Mary, who is 24 but looks barely 18, has already experienced more than enough betrayal for any lifetime. Shyly but deliberately, she told of feeling sick at 16 and being diagnosed with HIV. After her mother — her only provider — was sent to prison, an aunt took Mary in, but forced her to sleep in an open-walled shed behind the house. Then she was raped by a boyfriend. “I went home crying and bleeding,” she recalled. Mary told no one, fearing she would be turned out on the street. “I kept quiet, by myself.” Four months later, she learned she was pregnant.

For the sake of the child — a girl born HIV-free — she took antiretroviral drugs. But then a friend introduced her to a Christian pastor. “He lays his hands on you and says the sickness will go,” Mary remembered. “I believed him.” She put her medicines down the toilet and stopped treatment for two years.

The Ng’ombe Community Health Centre’s “Youth Friendly Corner,” Lusaka, Zambia.

Photo credit: Anne Jennings

Last year, Mary got married and initially did not reveal her medical history to her spouse, fearing another rejection. “It is difficult to stand up and say you are positive,” Mary explained. “It was my secret.” But a counselor persuaded her to be tested again along with her husband. When her test came back positive and his negative, she ran crying from the clinic, convinced she would be abandoned. But her husband followed after her. “He said to me, ‘This is not the end of the world.’ ”

True enough. Yet it is hard to imagine why the world — family, pastor, rapist — should be so relentlessly cruel to such a sweet and gentle young woman. Gentle, but not fragile. Just revealing her status and story to strangers, in a place where stigma is strong, took some of the greatest personal courage I’ve witnessed. (I traveled to Zambia as part of a task force convened by the Center for Strategic and International Studies to examine issues related to women’s and family health.)

Stories like Mary’s — in the millions — add up to one of the most urgent health crises of our time. While vast progress has been made in AIDS treatment in sub-Saharan Africa, barely a dent has been made in HIV infection rates among young women (which are significantly higher than among young men). With the youth population of Africa booming (40 percent of Zambians are under 16), a realization is dawning: The AIDS epidemic will be uncontrollable unless the number of infections among young women is rapidly and dramatically reduced.

In Zambia, about 11 percent of women become HIV-positive by age 24. A sad variety of cultural factors are implicated.
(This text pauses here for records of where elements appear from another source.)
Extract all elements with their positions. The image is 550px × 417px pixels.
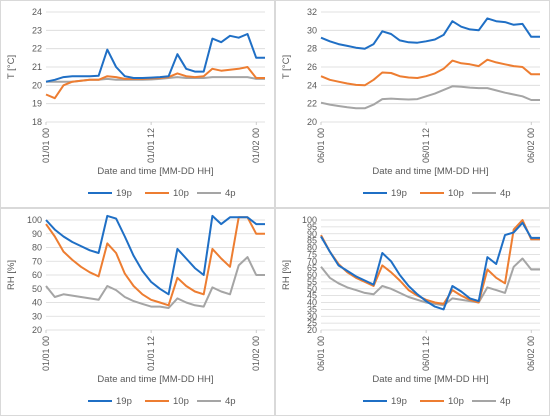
y-tick-label: 55 — [307, 277, 317, 287]
x-tick-label: 01/01 12 — [146, 128, 156, 163]
chart-panel-top-left: 18 19 20 21 22 23 24 01/01 00 01/01 12 01/02 00 T … — [0, 0, 275, 208]
y-tick-label: 90 — [307, 229, 317, 239]
x-tick-label: 06/01 12 — [421, 128, 431, 163]
y-tick-label: 85 — [307, 236, 317, 246]
y-tick-label: 23 — [32, 25, 42, 35]
chart-frame — [0, 0, 275, 208]
series-line-10p — [320, 219, 540, 305]
legend-label-4p: 4p — [225, 396, 236, 407]
y-tick-label: 50 — [307, 284, 317, 294]
y-tick-label: 30 — [307, 25, 317, 35]
series-line-10p — [320, 58, 540, 87]
chart-panel-top-right: 20 22 24 26 28 30 32 06/01 00 06/01 12 06/02 00 T … — [275, 0, 550, 208]
chart-frame — [0, 208, 275, 416]
legend-label-19p: 19p — [116, 188, 132, 199]
y-tick-label: 24 — [32, 7, 42, 17]
x-axis-label: Date and time [MM-DD HH] — [97, 374, 213, 385]
temperature-june-chart: 20 22 24 26 28 30 32 06/01 00 06/01 12 06/02 00 T … — [281, 7, 540, 199]
series-line-4p — [45, 256, 265, 309]
y-tick-label: 22 — [32, 44, 42, 54]
x-axis-label: Date and time [MM-DD HH] — [372, 374, 488, 385]
y-tick-label: 80 — [307, 243, 317, 253]
y-axis-label: RH [%] — [281, 260, 292, 290]
y-tick-label: 45 — [307, 291, 317, 301]
series-line-19p — [320, 221, 540, 311]
y-axis-label: T [°C] — [281, 55, 292, 79]
y-tick-label: 100 — [27, 215, 42, 225]
y-tick-label: 35 — [307, 304, 317, 314]
legend-label-10p: 10p — [173, 188, 189, 199]
series-line-10p — [45, 216, 265, 307]
y-tick-label: 30 — [32, 311, 42, 321]
legend-label-4p: 4p — [500, 188, 511, 199]
x-axis-label: Date and time [MM-DD HH] — [97, 166, 213, 177]
chart-panel-bottom-left: 20 30 40 50 60 70 80 90 100 01/01 00 01/01 12 01/02… — [0, 208, 275, 416]
y-tick-label: 20 — [32, 325, 42, 335]
x-tick-label: 06/01 12 — [421, 336, 431, 371]
y-tick-label: 30 — [307, 311, 317, 321]
x-tick-label: 06/01 00 — [316, 336, 326, 371]
series-line-4p — [320, 85, 540, 110]
y-tick-label: 25 — [307, 318, 317, 328]
y-tick-label: 28 — [307, 44, 317, 54]
y-tick-label: 90 — [32, 229, 42, 239]
y-tick-label: 70 — [307, 256, 317, 266]
y-tick-label: 19 — [32, 99, 42, 109]
y-tick-label: 80 — [32, 243, 42, 253]
y-tick-label: 65 — [307, 263, 317, 273]
chart-panel-bottom-right: 20 25 30 35 40 45 50 55 60 65 70 75 80 85 90 95 100 06/01… — [275, 208, 550, 416]
x-tick-label: 01/01 00 — [41, 336, 51, 371]
y-tick-label: 60 — [32, 270, 42, 280]
y-tick-label: 40 — [32, 298, 42, 308]
x-axis-label: Date and time [MM-DD HH] — [372, 166, 488, 177]
legend-label-10p: 10p — [448, 396, 464, 407]
y-tick-label: 24 — [307, 80, 317, 90]
x-tick-label: 01/01 12 — [146, 336, 156, 371]
y-tick-label: 100 — [302, 215, 317, 225]
y-tick-label: 32 — [307, 7, 317, 17]
legend-label-19p: 19p — [391, 396, 407, 407]
x-tick-label: 01/02 00 — [251, 128, 261, 163]
legend-label-4p: 4p — [225, 188, 236, 199]
x-tick-label: 06/01 00 — [316, 128, 326, 163]
temperature-january-chart: 18 19 20 21 22 23 24 01/01 00 01/01 12 01/02 00 T … — [6, 7, 265, 199]
y-tick-label: 20 — [32, 80, 42, 90]
series-line-19p — [320, 17, 540, 50]
x-tick-label: 06/02 00 — [526, 128, 536, 163]
humidity-january-chart: 20 30 40 50 60 70 80 90 100 01/01 00 01/01 12 01/02… — [6, 214, 265, 407]
legend-label-10p: 10p — [448, 188, 464, 199]
y-tick-label: 22 — [307, 99, 317, 109]
series-line-19p — [45, 214, 265, 296]
series-line-10p — [45, 66, 265, 100]
y-tick-label: 50 — [32, 284, 42, 294]
y-tick-label: 20 — [307, 117, 317, 127]
legend-label-4p: 4p — [500, 396, 511, 407]
y-tick-label: 70 — [32, 256, 42, 266]
y-axis-label: RH [%] — [6, 260, 17, 290]
y-tick-label: 18 — [32, 117, 42, 127]
y-tick-label: 60 — [307, 270, 317, 280]
legend-label-10p: 10p — [173, 396, 189, 407]
y-tick-label: 75 — [307, 249, 317, 259]
x-tick-label: 01/01 00 — [41, 128, 51, 163]
y-axis-label: T [°C] — [6, 55, 17, 79]
legend-label-19p: 19p — [391, 188, 407, 199]
y-tick-label: 40 — [307, 298, 317, 308]
series-line-19p — [45, 33, 265, 83]
x-tick-label: 06/02 00 — [526, 336, 536, 371]
y-tick-label: 26 — [307, 62, 317, 72]
legend-label-19p: 19p — [116, 396, 132, 407]
y-tick-label: 21 — [32, 62, 42, 72]
x-tick-label: 01/02 00 — [251, 336, 261, 371]
y-tick-label: 20 — [307, 325, 317, 335]
y-tick-label: 95 — [307, 222, 317, 232]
Gender-based violence. Child marriage (in spite of national laws against it). A male-dominated society means that young women often lack the power to negotiate safer sex or to access health services without the permission of male partners. Extreme poverty can lead young women to engage in transactional sex, but so can the desire for consumer goods that demonstrate status among girls from wealthier backgrounds.

High rates of HIV infection among young women are a medical crisis for which there is no purely medical answer. Norms need to be changed. The empowerment of young women has become an essential health priority. Data from Botswana show that just keeping girls in school decreases the rate of HIV infection by 12 percent each year.

There is now significant focus and funding dedicated to this issue from the Global Fund to Fight AIDS, Tuberculosis and Malaria, and from the President’s Emergency Plan for AIDS Relief. The U.S. global AIDS coordinator, Dr. Deborah Birx, has announced an initiative called DREAMS, designed to dramatically reduce new HIV infections in adolescent girls and young women in high-burden “hot spots” in 10 African countries.

Here in Zambia, the target population is 63,000 vulnerable young women in three areas. The theory: Surround them with support and services in every part of their lives. HIV testing and counseling. Contraceptive information and access. One-stop facilities to report gender-based violence and receive care. Financial literacy programs. Educational subsidies. Outreach to religious and traditional leaders. Outreach to young men to challenge destructive gender norms and attitudes (like how someone, at some point, reached Mary’s husband).

If this model proves effective, it will need to be quickly brought to scale. Sexism, it turns out, is not only unfair but also unhealthy. To stop an epidemic, young women such as Mary, no longer quiet, must no longer feel alone.